For a long time I had to keep explaining to people what Alopecia was because they thought I might have cancer. I cannot tell you the amount of people have stopped me on the street, interrupt my dinner at a restaurant or ask me at work about cancer. It is so difficult to sit and listen to a woman tell you about her battle (and triumph) over it and knowing you have to tell her you don’t have cancer. The reaction is the same, utter mortification or sincerest apologies.

Years ago I bit my tongue and tried to stay polite, and not interrupt these people from telling me their stories because I know they were doing it out of the goodness of their heart OR they really felt the need to express their feelings about cancer. And I am still very polite to people like this. But over the years I’ve thought about it and wondered how I would feel if I did have cancer, and had to listen to these people. Maybe I would be out to dinner trying NOT to think about cancer and then they would come by and remind me about it.
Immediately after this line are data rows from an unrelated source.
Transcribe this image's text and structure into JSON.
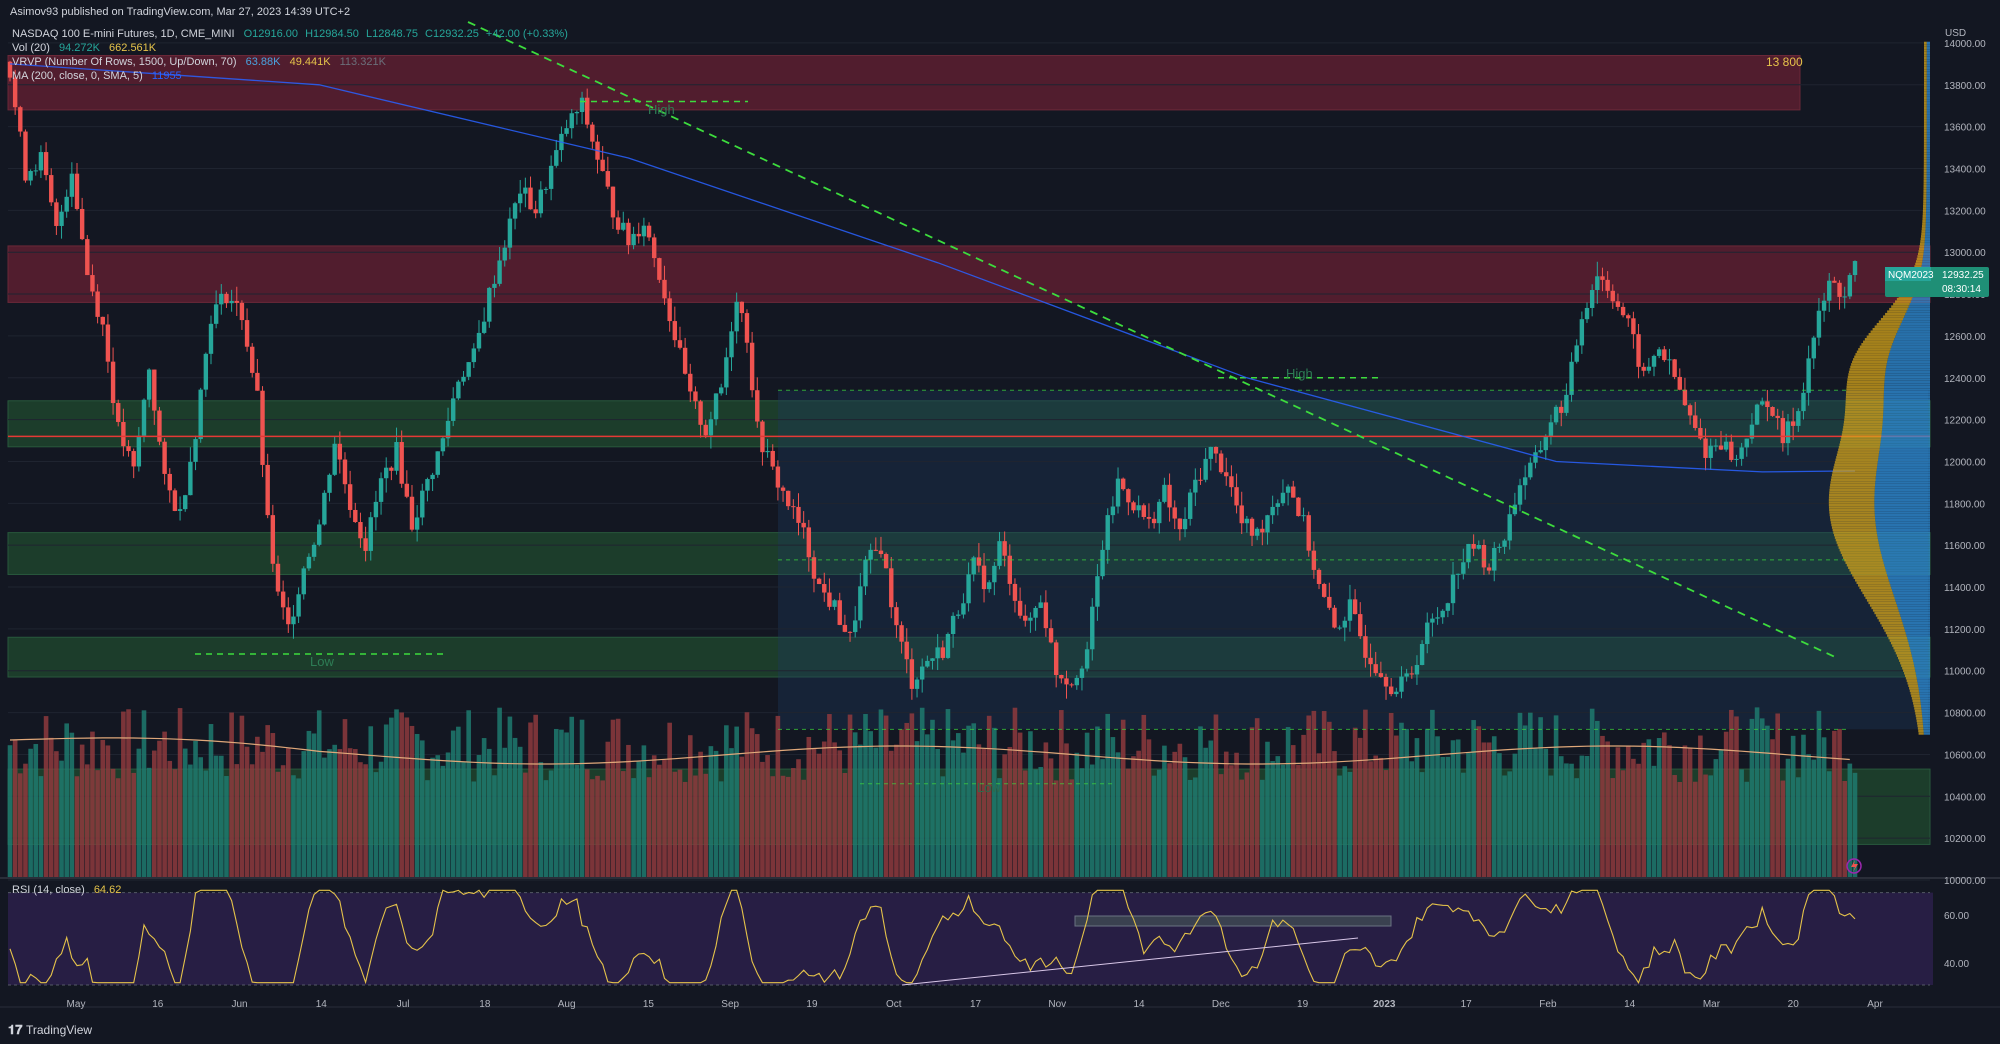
{
  "header": {
    "publisher": "Asimov93 published on TradingView.com, Mar 27, 2023 14:39 UTC+2",
    "symbol_line": "NASDAQ 100 E-mini Futures, 1D, CME_MINI",
    "ohlc": {
      "o": "O12916.00",
      "h": "H12984.50",
      "l": "L12848.75",
      "c": "C12932.25",
      "chg": "+42.00 (+0.33%)"
    },
    "vol_label": "Vol (20)",
    "vol_values": [
      "94.272K",
      "662.561K"
    ],
    "vrvp_label": "VRVP (Number Of Rows, 1500, Up/Down, 70)",
    "vrvp_values": [
      "63.88K",
      "49.441K",
      "113.321K"
    ],
    "ma_label": "MA (200, close, 0, SMA, 5)",
    "ma_value": "11955"
  },
  "footer": {
    "brand": "TradingView"
  },
  "price_tag": {
    "symbol": "NQM2023",
    "price": "12932.25",
    "countdown": "08:30:14"
  },
  "annotations": {
    "high1": "High",
    "high2": "High",
    "low1": "Low",
    "low2": "Low",
    "level_13800": "13 800",
    "currency": "USD"
  },
  "rsi": {
    "label": "RSI (14, close)",
    "value": "64.62",
    "ticks": [
      "60.00",
      "40.00"
    ]
  },
  "colors": {
    "bg": "#131722",
    "up": "#26a69a",
    "down": "#ef5350",
    "red_zone": "#5c1f31",
    "green_zone": "#1f4a2f",
    "trend": "#3ddc3d",
    "ma": "#2962ff",
    "rsi_line": "#e5c34a",
    "rsi_bg": "#2a1f48",
    "vrvp_up": "#2f8fd8",
    "vrvp_down": "#d7a619"
  },
  "chart_data": {
    "type": "candlestick",
    "timeframe": "1D",
    "ylim": [
      10000,
      14100
    ],
    "price_ticks": [
      "14000.00",
      "13800.00",
      "13600.00",
      "13400.00",
      "13200.00",
      "13000.00",
      "12800.00",
      "12600.00",
      "12400.00",
      "12200.00",
      "12000.00",
      "11800.00",
      "11600.00",
      "11400.00",
      "11200.00",
      "11000.00",
      "10800.00",
      "10600.00",
      "10400.00",
      "10200.00",
      "10000.00"
    ],
    "x_labels": [
      "May",
      "16",
      "Jun",
      "14",
      "Jul",
      "18",
      "Aug",
      "15",
      "Sep",
      "19",
      "Oct",
      "17",
      "Nov",
      "14",
      "Dec",
      "19",
      "2023",
      "17",
      "Feb",
      "14",
      "Mar",
      "20",
      "Apr"
    ],
    "close_path": [
      [
        0,
        13850
      ],
      [
        3,
        13380
      ],
      [
        6,
        13450
      ],
      [
        9,
        13100
      ],
      [
        12,
        13400
      ],
      [
        15,
        12900
      ],
      [
        18,
        12650
      ],
      [
        21,
        12150
      ],
      [
        24,
        11950
      ],
      [
        27,
        12450
      ],
      [
        30,
        11900
      ],
      [
        33,
        11750
      ],
      [
        36,
        12150
      ],
      [
        39,
        12700
      ],
      [
        42,
        12800
      ],
      [
        45,
        12700
      ],
      [
        48,
        12300
      ],
      [
        50,
        11700
      ],
      [
        52,
        11350
      ],
      [
        54,
        11200
      ],
      [
        57,
        11500
      ],
      [
        60,
        11700
      ],
      [
        63,
        12100
      ],
      [
        66,
        11800
      ],
      [
        69,
        11600
      ],
      [
        72,
        11900
      ],
      [
        75,
        12050
      ],
      [
        78,
        11700
      ],
      [
        81,
        11900
      ],
      [
        84,
        12100
      ],
      [
        87,
        12400
      ],
      [
        90,
        12500
      ],
      [
        93,
        12800
      ],
      [
        96,
        13050
      ],
      [
        99,
        13300
      ],
      [
        102,
        13200
      ],
      [
        105,
        13400
      ],
      [
        108,
        13600
      ],
      [
        111,
        13700
      ],
      [
        114,
        13450
      ],
      [
        117,
        13200
      ],
      [
        120,
        13050
      ],
      [
        123,
        13150
      ],
      [
        126,
        12900
      ],
      [
        129,
        12600
      ],
      [
        132,
        12300
      ],
      [
        135,
        12150
      ],
      [
        138,
        12350
      ],
      [
        141,
        12800
      ],
      [
        143,
        12600
      ],
      [
        145,
        12150
      ],
      [
        148,
        11950
      ],
      [
        151,
        11800
      ],
      [
        154,
        11650
      ],
      [
        157,
        11400
      ],
      [
        160,
        11300
      ],
      [
        163,
        11150
      ],
      [
        166,
        11500
      ],
      [
        169,
        11600
      ],
      [
        172,
        11200
      ],
      [
        175,
        10950
      ],
      [
        178,
        11050
      ],
      [
        181,
        11100
      ],
      [
        184,
        11300
      ],
      [
        187,
        11500
      ],
      [
        190,
        11400
      ],
      [
        192,
        11600
      ],
      [
        194,
        11450
      ],
      [
        197,
        11200
      ],
      [
        200,
        11350
      ],
      [
        203,
        11000
      ],
      [
        206,
        10950
      ],
      [
        209,
        11100
      ],
      [
        212,
        11600
      ],
      [
        215,
        11900
      ],
      [
        218,
        11800
      ],
      [
        221,
        11700
      ],
      [
        224,
        11850
      ],
      [
        227,
        11650
      ],
      [
        230,
        11900
      ],
      [
        233,
        12050
      ],
      [
        236,
        11950
      ],
      [
        239,
        11700
      ],
      [
        242,
        11650
      ],
      [
        245,
        11800
      ],
      [
        248,
        11900
      ],
      [
        251,
        11700
      ],
      [
        254,
        11400
      ],
      [
        257,
        11200
      ],
      [
        260,
        11300
      ],
      [
        263,
        11100
      ],
      [
        266,
        11000
      ],
      [
        269,
        10900
      ],
      [
        272,
        11000
      ],
      [
        275,
        11200
      ],
      [
        278,
        11300
      ],
      [
        281,
        11500
      ],
      [
        284,
        11600
      ],
      [
        287,
        11500
      ],
      [
        290,
        11650
      ],
      [
        293,
        11900
      ],
      [
        296,
        12000
      ],
      [
        299,
        12200
      ],
      [
        302,
        12300
      ],
      [
        305,
        12700
      ],
      [
        308,
        12900
      ],
      [
        311,
        12800
      ],
      [
        314,
        12650
      ],
      [
        317,
        12400
      ],
      [
        320,
        12550
      ],
      [
        323,
        12400
      ],
      [
        326,
        12200
      ],
      [
        329,
        12050
      ],
      [
        332,
        12100
      ],
      [
        335,
        12000
      ],
      [
        338,
        12200
      ],
      [
        341,
        12300
      ],
      [
        344,
        12100
      ],
      [
        347,
        12250
      ],
      [
        350,
        12600
      ],
      [
        353,
        12850
      ],
      [
        356,
        12800
      ],
      [
        358,
        12932
      ]
    ],
    "series": [
      {
        "name": "MA (200, close, 0, SMA, 5)",
        "values": [
          [
            0,
            13900
          ],
          [
            60,
            13800
          ],
          [
            120,
            13450
          ],
          [
            180,
            12950
          ],
          [
            240,
            12400
          ],
          [
            300,
            12000
          ],
          [
            340,
            11950
          ],
          [
            358,
            11955
          ]
        ]
      }
    ],
    "zones": [
      {
        "kind": "supply",
        "from": 13680,
        "to": 13940
      },
      {
        "kind": "supply",
        "from": 12760,
        "to": 13030
      },
      {
        "kind": "demand",
        "from": 12070,
        "to": 12290
      },
      {
        "kind": "demand",
        "from": 11460,
        "to": 11660
      },
      {
        "kind": "demand",
        "from": 10970,
        "to": 11160
      },
      {
        "kind": "demand",
        "from": 10170,
        "to": 10530
      }
    ],
    "levels": [
      {
        "kind": "horizontal",
        "value": 12120
      },
      {
        "kind": "dashed",
        "value": 12340
      },
      {
        "kind": "dashed",
        "value": 11530
      },
      {
        "kind": "dashed",
        "value": 10720
      },
      {
        "kind": "dashed",
        "value": 10460
      }
    ],
    "rsi": {
      "ylim": [
        30,
        72
      ],
      "last": 64.62
    }
  }
}
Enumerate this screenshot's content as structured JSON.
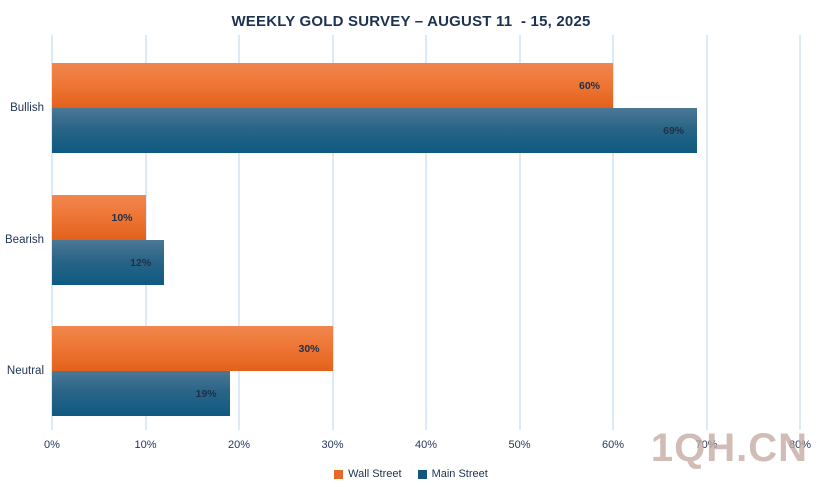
{
  "chart_data": {
    "type": "bar",
    "orientation": "horizontal",
    "title": "WEEKLY GOLD SURVEY – AUGUST 11  - 15, 2025",
    "categories": [
      "Bullish",
      "Bearish",
      "Neutral"
    ],
    "series": [
      {
        "name": "Wall Street",
        "values": [
          60,
          10,
          30
        ],
        "bar_class": "bar-orange",
        "legend_color": "#e8682b"
      },
      {
        "name": "Main Street",
        "values": [
          69,
          12,
          19
        ],
        "bar_class": "bar-blue",
        "legend_color": "#16567d"
      }
    ],
    "value_suffix": "%",
    "xlabel": "",
    "ylabel": "",
    "xlim": [
      0,
      80
    ],
    "x_ticks": [
      "0%",
      "10%",
      "20%",
      "30%",
      "40%",
      "50%",
      "60%",
      "70%",
      "80%"
    ],
    "grid": "vertical",
    "legend_position": "bottom-center",
    "data_labels": "inside-end"
  },
  "watermark": {
    "text": "1QH.CN",
    "color": "#c5aaa2"
  }
}
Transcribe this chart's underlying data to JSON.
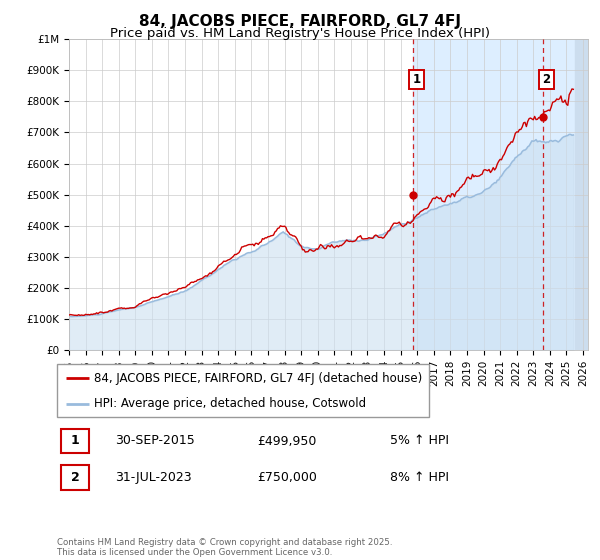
{
  "title": "84, JACOBS PIECE, FAIRFORD, GL7 4FJ",
  "subtitle": "Price paid vs. HM Land Registry's House Price Index (HPI)",
  "ylim": [
    0,
    1000000
  ],
  "xlim_start": 1995.0,
  "xlim_end": 2026.3,
  "yticks": [
    0,
    100000,
    200000,
    300000,
    400000,
    500000,
    600000,
    700000,
    800000,
    900000,
    1000000
  ],
  "ytick_labels": [
    "£0",
    "£100K",
    "£200K",
    "£300K",
    "£400K",
    "£500K",
    "£600K",
    "£700K",
    "£800K",
    "£900K",
    "£1M"
  ],
  "xticks": [
    1995,
    1996,
    1997,
    1998,
    1999,
    2000,
    2001,
    2002,
    2003,
    2004,
    2005,
    2006,
    2007,
    2008,
    2009,
    2010,
    2011,
    2012,
    2013,
    2014,
    2015,
    2016,
    2017,
    2018,
    2019,
    2020,
    2021,
    2022,
    2023,
    2024,
    2025,
    2026
  ],
  "red_line_color": "#cc0000",
  "blue_line_color": "#99bbdd",
  "blue_fill_color": "#cce0f0",
  "shaded_region_color": "#ddeeff",
  "hatch_region_color": "#ccddee",
  "vline_color": "#cc0000",
  "event1_x": 2015.75,
  "event1_label": "1",
  "event1_price": "£499,950",
  "event1_date": "30-SEP-2015",
  "event1_hpi": "5% ↑ HPI",
  "event2_x": 2023.58,
  "event2_label": "2",
  "event2_price": "£750,000",
  "event2_date": "31-JUL-2023",
  "event2_hpi": "8% ↑ HPI",
  "legend_label_red": "84, JACOBS PIECE, FAIRFORD, GL7 4FJ (detached house)",
  "legend_label_blue": "HPI: Average price, detached house, Cotswold",
  "footer": "Contains HM Land Registry data © Crown copyright and database right 2025.\nThis data is licensed under the Open Government Licence v3.0.",
  "background_color": "#ffffff",
  "grid_color": "#cccccc",
  "title_fontsize": 11,
  "subtitle_fontsize": 9.5,
  "tick_fontsize": 7.5,
  "legend_fontsize": 8.5,
  "table_fontsize": 9
}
It is amazing to me how many people are so unafraid to approach a complete stranger and talk to them about such personal things. I could never do it! It’s one thing if you like my glasses, but its another to make an assumption about my health, based on my looks and then approach with questions or a statement.

‘Tis a crazy world!


2004-2005

Alopecia Series I + II

I.
In college I wore a wig to hide my Alopecia. I slowly started taking self portraits (not like smartphone selfies today) rather, shooting with a film SLR manual camera. Using my dress, manner,  makeup and setting, I snapped portraits to make statements about female stereotypes. Little did I know how much I would learn from the process. I had no idea how photography would change my life.

II.
After my self portraits, I really wanted to turn the camera away from me. Next, I studied my wigs. I threw them on tables and unwrapped the wig which were packaged with pretty paper. I watched them take on a life of their own. They were monsters to me at that point. They were the keeper of my secrets and my fears. I look back on the photos and recall some of my peers saying the photographs scared them because the wigs took on such lifelike quality.